Thank you for your prompt response. However, it is crucial to know the actual spacing per slide, as it can greatly limit the strategies for developing an accurate prediction model. To maximize the potential of this challenge and achieve higher performance, it would be advantageous to have the actual spacings per slide available.
One possible solution could be to provide a CSV file with the spacings per level for each slide in the training and test set. This would be a fast and effective way to provide this information to participants. Nevertheless, it is important to emphasize that the spacing information should also be readable from the files in the hidden evaluation set. Providing this information can ultimately lead to improved results in the challenge.
hi @ishashah, thank you for your answer.
is there a way one can access the actual spacing of slides at level 0?
not knowing the spacing is blocking me from going further in the challenge given convolutions are not scale invariant (hence if I want to train a neural network that has convolutional layers, I’ll need to provide images at a fixed scale – that is at a fixed spacing). as @daangeijs suggested you could maybe provide an additional file with the true spacing at level 0 for each slide.
Thanks for the prompt action and the added column of resolutions. This solves a lot for now, however can you confirm that the files of the evaluation set will contain the right spacing, in other words if we upload our algorithm and start processing the files will we be able to read the correct spacing from those those files?

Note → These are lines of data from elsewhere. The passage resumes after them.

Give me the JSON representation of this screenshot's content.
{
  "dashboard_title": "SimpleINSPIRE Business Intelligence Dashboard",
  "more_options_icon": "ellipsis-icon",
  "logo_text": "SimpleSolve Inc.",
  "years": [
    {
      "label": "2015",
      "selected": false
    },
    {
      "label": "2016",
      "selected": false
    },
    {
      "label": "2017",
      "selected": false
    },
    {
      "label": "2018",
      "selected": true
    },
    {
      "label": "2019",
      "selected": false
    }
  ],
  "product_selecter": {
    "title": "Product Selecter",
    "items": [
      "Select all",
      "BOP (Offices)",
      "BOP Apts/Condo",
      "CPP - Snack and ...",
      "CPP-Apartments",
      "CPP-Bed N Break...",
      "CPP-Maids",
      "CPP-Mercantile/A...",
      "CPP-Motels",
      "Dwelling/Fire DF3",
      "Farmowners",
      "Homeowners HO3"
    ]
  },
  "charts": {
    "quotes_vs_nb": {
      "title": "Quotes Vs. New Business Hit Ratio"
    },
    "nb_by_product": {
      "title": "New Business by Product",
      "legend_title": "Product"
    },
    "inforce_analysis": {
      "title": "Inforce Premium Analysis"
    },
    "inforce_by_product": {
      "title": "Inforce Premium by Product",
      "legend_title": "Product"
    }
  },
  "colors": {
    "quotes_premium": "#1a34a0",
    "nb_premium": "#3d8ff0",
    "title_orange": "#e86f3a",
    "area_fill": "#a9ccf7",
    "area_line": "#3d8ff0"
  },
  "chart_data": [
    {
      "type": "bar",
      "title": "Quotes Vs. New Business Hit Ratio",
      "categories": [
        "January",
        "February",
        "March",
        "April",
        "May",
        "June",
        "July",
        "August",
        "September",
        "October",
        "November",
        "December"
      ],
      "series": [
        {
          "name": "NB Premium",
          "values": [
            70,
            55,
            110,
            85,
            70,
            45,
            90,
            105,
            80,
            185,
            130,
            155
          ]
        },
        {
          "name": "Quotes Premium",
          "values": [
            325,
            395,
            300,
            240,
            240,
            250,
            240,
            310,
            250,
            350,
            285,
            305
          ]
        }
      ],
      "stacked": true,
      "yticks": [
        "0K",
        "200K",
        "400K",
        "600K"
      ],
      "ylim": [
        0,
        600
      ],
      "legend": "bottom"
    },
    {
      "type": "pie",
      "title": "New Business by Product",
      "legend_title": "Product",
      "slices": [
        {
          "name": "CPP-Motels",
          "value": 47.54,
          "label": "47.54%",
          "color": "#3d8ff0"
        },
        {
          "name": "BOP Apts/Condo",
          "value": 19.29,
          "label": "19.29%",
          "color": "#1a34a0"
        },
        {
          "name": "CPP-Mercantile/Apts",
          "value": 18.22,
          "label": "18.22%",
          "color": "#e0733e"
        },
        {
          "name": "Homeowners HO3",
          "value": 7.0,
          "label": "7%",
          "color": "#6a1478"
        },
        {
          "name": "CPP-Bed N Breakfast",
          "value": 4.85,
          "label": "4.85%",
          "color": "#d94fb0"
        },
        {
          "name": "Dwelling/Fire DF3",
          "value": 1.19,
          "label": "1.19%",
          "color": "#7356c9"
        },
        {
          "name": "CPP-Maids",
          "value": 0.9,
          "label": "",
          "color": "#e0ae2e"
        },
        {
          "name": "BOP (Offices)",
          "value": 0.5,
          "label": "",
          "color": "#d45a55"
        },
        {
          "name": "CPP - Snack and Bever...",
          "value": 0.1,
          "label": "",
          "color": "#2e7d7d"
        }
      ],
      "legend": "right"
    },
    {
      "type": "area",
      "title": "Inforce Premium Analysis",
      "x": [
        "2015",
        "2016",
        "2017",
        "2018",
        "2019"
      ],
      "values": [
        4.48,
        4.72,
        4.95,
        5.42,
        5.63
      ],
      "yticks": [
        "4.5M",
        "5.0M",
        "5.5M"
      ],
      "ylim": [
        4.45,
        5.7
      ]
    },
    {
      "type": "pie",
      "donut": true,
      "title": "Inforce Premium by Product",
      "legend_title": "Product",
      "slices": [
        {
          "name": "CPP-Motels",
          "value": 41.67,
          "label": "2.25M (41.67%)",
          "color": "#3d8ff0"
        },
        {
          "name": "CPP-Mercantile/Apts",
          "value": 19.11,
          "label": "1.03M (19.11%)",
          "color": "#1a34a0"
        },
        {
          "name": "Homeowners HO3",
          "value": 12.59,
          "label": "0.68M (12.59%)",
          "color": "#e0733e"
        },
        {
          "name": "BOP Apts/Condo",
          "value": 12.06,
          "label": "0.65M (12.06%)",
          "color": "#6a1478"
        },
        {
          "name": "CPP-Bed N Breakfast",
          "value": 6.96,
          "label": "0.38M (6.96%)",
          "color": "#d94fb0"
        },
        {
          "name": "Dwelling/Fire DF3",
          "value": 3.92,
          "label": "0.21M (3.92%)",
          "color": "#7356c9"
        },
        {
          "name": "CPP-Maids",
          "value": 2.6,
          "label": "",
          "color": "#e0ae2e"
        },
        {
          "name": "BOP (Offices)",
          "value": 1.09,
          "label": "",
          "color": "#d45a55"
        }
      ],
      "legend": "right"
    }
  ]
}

The evaluation set will have a metadata file associated with it (test_metadata.csv) that will also have a resolution column, so your solution will be able to read a resolution value from that file. To see an example, you can look at test_metadata.csv in smoke test sample data code_execution_development_data.tgz on the Data Download page.
The images do indeed vary greatly in size - if you look at the raw formats, you’ll see that the range from < 50 Mb to more than 4 GB, and this would be reflected in the size of images at page = 4.
Each page of the pyramidal tif is half the size of the previous one, so if you take the resolution at page = 0 (which is what we provide in test_metadata["resolution"]), it will be 4 times sharper than the resolution at page = 1. This relationship also holds between every other sequential pair of pages.